L'auteur

Titulaire d'un Doctorat en philosophie et d'une maîtrise en histoire, l'auteur est restée fidèle à ses deux «initiateurs» en philosophie, Nietzsche et Kierkegaard, mais admire tout autant Spinoza, Russell, Arendt...
Marie-Pierre Fiorentino

mardi 8 août 2023

Des fraises et de la guerre.

 

Dans le jardin s’affairent, aux fraises éventrées cette nuit par les escargots, de minuscules fourmis qui me font penser au giron de Pascal (1). Que me laisseront les uns et les autres si je ne déclenche pas la guerre contre eux ?

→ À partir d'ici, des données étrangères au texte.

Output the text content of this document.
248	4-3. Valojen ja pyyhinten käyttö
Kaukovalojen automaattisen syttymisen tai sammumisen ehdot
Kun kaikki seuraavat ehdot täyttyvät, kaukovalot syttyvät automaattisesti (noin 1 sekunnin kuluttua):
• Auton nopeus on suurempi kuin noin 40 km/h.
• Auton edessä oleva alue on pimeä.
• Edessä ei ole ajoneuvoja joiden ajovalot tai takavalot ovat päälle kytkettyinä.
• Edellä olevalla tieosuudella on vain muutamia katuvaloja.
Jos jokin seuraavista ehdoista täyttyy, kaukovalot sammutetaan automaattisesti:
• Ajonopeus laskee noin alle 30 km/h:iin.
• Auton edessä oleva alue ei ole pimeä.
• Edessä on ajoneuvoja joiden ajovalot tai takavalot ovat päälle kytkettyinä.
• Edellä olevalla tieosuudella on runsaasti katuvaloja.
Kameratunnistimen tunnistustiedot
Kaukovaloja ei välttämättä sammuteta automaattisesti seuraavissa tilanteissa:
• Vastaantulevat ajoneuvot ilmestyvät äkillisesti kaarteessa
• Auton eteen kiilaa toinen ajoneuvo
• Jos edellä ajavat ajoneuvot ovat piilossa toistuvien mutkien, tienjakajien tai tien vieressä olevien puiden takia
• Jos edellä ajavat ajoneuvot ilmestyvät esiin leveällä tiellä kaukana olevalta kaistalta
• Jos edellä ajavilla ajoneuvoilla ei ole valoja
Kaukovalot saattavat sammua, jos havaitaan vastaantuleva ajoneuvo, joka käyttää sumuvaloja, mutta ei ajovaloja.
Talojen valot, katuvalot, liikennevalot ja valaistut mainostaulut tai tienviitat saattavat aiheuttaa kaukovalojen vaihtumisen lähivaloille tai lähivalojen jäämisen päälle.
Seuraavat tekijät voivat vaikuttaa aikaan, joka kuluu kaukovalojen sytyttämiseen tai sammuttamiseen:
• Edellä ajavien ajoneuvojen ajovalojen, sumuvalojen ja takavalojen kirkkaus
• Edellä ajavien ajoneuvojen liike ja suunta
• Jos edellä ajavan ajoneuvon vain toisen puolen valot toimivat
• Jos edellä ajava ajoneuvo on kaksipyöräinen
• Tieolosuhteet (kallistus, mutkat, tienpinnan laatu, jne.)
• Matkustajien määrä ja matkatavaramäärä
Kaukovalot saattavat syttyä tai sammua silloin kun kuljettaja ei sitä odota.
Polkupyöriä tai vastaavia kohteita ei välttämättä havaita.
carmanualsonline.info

Pourtant, je ne chasserai, de ma ridicule plate-bande, aucun de ces affamés ; les quelques fruits qu’elle me rend contre des soins anecdotiques constituent pour eux une réserve assurée pour des semaines ; ils seraient pour moi du superflu. Or, il faudrait ne pas aimer la vie, fût-ce celle du minuscule, pour lui déclarer la guerre par goût du superflu.

 

Socrate ( Platon ) raconte dans République comment ce goût du luxe conduit inexorablement aux guerres (2). Le luxe ? Il commence pour le philosophe grec à la première bouchée de nourriture cuisinée avec recherche, s’étale dans les plis du vêtement qui vise l’élégance et non la protection, éclate dans l’apparat de nos intérieurs.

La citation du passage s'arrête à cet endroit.